Bab 8. Virus Dikta

Màu nền
Font chữ
Font size
Chiều cao dòng

Gyana mulai sadar jika semua ini adalah jebakan. Namun, sayangnya dirinya terlalu gengsi untuk mengakui jika hari ini telah masuk ke perangkap seorang Pradikta. Seharusnya masih ada waktu jika ingin membatalkan semuanya. Karena film yang akan mereka tonton masih akan tayang sekitar dua jam lagi. Dan demi menunggu waktu yang berputar begitu lama, Dikta mengajaknya makan terlebih dahulu, seperti yang pemuda itu katakan tadi.

"Awas lo ingkar janji, gue udah berkorban hari ini," desis Gyana berusaha menunjukkan wajah ketus. Sesungguhnya gadis itu tengah bersusah payah meredam rasa aneh yang mulai menelusup ke dalam hatinya.

Dikta tersenyum, hal yang tadinya sangat menyebalkan di mata Gyana. Namun, kenapa detik ini senyum itu terasa lain? Tidak lagi terlihat seperti pemuda itu tengah mengejeknya, tetapi senyum itu terlihat menyenangkan dan menambah kadar ketampanan seorang Pradikta. Ah sial! Sepertinya Gyana memang sudah gila.

"Janji itu utang, kan?
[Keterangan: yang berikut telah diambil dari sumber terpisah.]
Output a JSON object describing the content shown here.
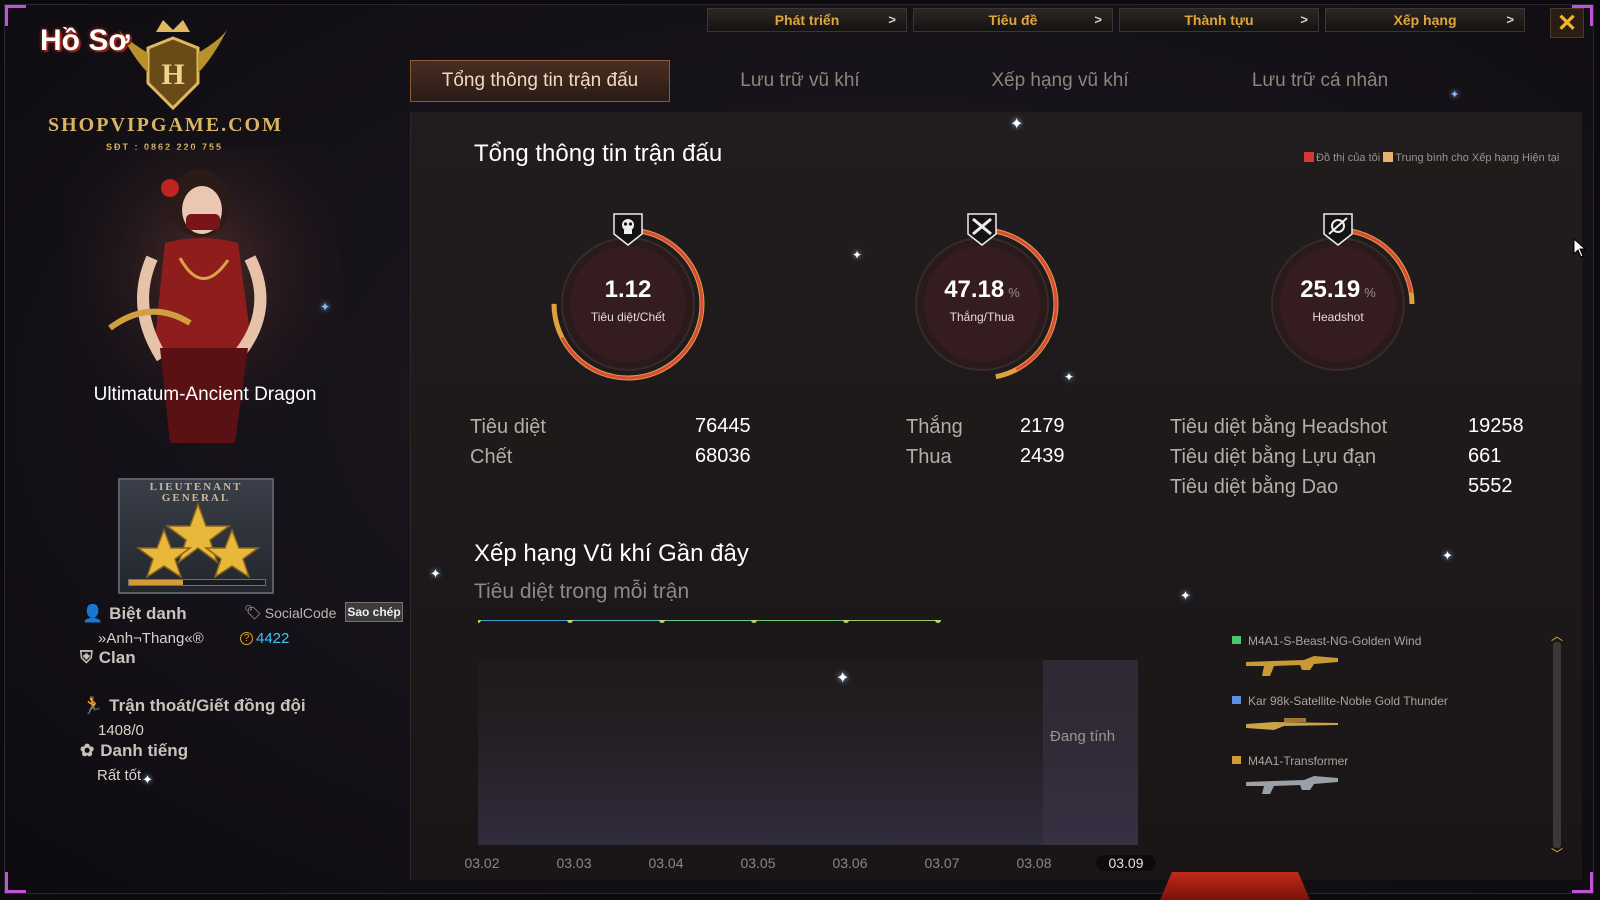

Maka akan aku tepati, kecuali ...." Pemuda itu sengaja menggantung kalimatnya. Ditelengkannya kepala ke arah samping saat Gyana memusatkan penuh perhatian ke arahnya karena penasaran.

"Kecuali?" Gyana menanyakan itu dengan nada kesal. Bukan hanya kesal akan tingkah yang Dikta tunjukkan, tetapi lebih kesal karena hatinya melemah. Virus Dikta sepertinya mulai mengivansi kinerja otak, hati, dan juga jantungnya.

"Kecuali nanti kamu nyariin aku, aku pasti bakalan dateng dengan senang hati."

Gyana tertawa sinis. "Nggak usah ngimpi."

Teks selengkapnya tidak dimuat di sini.